Golf headlines sizzled all season around the spectacle of top LPGA Tour player Annika Sorenstam, but it was PGA teaching professional Suzy Whaley, who inspired the Swede to compete in a PGA Tour event. Whaley earned the right to compete in the PGA's Greater Hartford Open (GHO) after qualifying as the winner of the 2002 Connecticut Sectional PGA Championship. As part of her tune-up for the GHO, Whaley, head professional at Futures Tour host site Blue Fox Run Golf Club, played in the Lincoln Financial Futures Golf Classic at her home course in Avon, Conn. Whaley fired the low nine-hole score of 30 in the second round and finished the 54-hole event at even-par 213.
Just as the LPGA Tour has experienced a groundswell of interest by Asian players in recent years, the Futures Golf Tour also has seen the highest Asian participation in its history. At November's Futures Tour Qualifying Tournament, 23 players from South Korea, 15 from Japan, five from China, as well as one player each from Taiwan, Thailand and The Philippines, competed in the 2003 event. Among the five players who earned exempt LPGA status following the 2003 Futures Tour season, two of the card winners were South Korean.
Overall, international participation and membership is at an all-time high, with players from 28 nations competing in this year's Futures Tour Qualifying Tournament. Second highest in participation from outside the United States was Canada, with 22 players, and Sweden, with eight. All total for the last five years, of 17 Futures Tour players who have automatically earned exempt LPGA Tour cards, nine have been international players.
Futures Tour members also are making a bigger impact on the LPGA Tour. They earned 15 of the 28 exempt LPGA cards awarded at the LPGA's Final Qualifying Tournament and 14 of the 35 non-exempt cards. A total of 58 Futures Tour members were in the field of 130 players competing in this year's LPGA qualifier.

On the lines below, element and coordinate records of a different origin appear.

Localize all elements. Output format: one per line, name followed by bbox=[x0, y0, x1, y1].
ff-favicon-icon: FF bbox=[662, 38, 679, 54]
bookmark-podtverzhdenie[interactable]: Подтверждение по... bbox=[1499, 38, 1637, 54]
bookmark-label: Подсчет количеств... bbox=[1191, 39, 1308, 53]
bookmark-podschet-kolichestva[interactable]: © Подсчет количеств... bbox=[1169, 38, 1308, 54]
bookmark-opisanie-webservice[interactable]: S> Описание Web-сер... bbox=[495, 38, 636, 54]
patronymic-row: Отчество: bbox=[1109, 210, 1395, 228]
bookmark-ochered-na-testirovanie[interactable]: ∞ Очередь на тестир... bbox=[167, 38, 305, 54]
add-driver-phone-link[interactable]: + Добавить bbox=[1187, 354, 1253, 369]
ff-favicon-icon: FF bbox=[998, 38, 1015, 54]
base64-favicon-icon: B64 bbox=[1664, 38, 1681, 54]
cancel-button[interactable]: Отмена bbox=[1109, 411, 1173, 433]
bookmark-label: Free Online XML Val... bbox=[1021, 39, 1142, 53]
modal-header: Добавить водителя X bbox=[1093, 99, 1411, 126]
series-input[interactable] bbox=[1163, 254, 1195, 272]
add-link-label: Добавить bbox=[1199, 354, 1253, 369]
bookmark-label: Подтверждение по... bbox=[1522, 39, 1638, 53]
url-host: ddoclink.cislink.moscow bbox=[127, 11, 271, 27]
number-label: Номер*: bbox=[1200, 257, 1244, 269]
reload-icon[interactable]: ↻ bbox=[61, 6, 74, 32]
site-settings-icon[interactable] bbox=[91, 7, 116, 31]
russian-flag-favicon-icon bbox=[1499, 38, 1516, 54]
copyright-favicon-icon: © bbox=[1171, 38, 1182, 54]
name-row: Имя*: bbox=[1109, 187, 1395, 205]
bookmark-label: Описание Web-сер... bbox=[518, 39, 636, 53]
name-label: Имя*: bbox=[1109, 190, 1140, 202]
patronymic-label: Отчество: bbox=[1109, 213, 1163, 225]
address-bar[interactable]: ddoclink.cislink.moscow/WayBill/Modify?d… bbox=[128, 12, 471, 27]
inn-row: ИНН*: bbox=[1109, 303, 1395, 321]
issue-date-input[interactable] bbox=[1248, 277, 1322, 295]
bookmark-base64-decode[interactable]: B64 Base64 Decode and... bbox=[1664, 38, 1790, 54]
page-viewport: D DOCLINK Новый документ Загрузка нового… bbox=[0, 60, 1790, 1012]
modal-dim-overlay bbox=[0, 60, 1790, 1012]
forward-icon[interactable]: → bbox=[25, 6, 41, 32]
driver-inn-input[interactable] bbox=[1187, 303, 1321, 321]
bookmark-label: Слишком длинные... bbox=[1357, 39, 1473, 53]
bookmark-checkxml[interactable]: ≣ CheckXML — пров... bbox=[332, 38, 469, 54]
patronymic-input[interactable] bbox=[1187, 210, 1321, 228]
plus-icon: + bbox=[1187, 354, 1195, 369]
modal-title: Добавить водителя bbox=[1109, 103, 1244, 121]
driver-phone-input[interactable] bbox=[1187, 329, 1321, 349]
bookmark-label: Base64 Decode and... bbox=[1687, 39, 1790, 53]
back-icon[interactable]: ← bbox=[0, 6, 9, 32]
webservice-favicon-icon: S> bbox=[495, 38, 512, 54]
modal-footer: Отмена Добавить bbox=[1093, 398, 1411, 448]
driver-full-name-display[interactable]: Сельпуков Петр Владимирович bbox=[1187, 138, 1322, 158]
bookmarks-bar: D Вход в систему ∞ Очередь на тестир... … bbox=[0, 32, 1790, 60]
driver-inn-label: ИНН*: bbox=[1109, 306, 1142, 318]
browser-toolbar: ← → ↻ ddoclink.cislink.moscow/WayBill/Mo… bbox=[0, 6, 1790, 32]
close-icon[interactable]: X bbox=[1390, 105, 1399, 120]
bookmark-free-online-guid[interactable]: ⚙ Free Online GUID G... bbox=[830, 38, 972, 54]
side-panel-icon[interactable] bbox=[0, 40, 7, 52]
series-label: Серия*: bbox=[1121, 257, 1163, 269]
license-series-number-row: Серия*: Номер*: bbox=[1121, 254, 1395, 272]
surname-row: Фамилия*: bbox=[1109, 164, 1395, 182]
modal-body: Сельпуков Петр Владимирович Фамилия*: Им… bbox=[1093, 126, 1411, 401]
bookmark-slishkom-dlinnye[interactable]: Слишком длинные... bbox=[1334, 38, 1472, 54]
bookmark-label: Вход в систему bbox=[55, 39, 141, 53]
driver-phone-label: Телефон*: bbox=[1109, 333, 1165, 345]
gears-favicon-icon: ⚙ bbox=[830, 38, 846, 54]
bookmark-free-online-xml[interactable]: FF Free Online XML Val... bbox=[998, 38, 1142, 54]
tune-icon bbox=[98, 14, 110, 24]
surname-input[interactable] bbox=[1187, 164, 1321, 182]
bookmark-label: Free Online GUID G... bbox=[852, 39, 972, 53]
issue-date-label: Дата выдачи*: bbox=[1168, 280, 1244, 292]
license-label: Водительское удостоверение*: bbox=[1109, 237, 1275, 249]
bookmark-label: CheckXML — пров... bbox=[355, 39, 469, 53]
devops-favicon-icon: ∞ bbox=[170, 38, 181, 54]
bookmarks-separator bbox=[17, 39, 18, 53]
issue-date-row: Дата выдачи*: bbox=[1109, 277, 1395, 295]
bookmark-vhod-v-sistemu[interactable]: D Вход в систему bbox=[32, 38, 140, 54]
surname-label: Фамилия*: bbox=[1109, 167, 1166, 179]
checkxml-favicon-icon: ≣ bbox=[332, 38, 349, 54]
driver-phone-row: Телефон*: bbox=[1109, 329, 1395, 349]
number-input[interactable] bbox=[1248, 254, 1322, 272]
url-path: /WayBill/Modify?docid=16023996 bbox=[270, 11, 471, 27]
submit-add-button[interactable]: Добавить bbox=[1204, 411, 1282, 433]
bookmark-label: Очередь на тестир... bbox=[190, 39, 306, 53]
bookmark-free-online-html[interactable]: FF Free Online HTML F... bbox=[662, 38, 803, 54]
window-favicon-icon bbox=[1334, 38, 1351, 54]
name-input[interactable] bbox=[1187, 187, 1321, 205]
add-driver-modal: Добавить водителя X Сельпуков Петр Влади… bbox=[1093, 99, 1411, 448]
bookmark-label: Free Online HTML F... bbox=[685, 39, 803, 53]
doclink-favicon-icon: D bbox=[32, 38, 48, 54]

The 2003 season also was a record-setting year for accuracy. Thirteen holes-in-one were recorded this year, including four at the GE Futures Golf Classic in Altamont, N.Y. The previous record was 11 aces, recorded in 2000.
But while 2003 was a year that marked new milestones for accomplishments, Tour members took the time to reflect on the life of their friend and colleague, Heather Wilbur - the good-natured woman from Moncton, New Brunswick who won hearts across America with her quick smile and small-town naivet. In her memory, the Tour established a player award to be presented annually. The Heather Wilbur Spirit Award, of which Wilbur was made the first recipient in October, will be presented to a Futures Tour player who best exemplifies dedication, courage, perseverance, love of the game and spirit toward achieving goals as a professional golfer. Players will vote for the recipient each year.
And as the Futures Golf Tour completes its 23rd season, each new year offers greater promise and opportunity for the future stars of women's golf.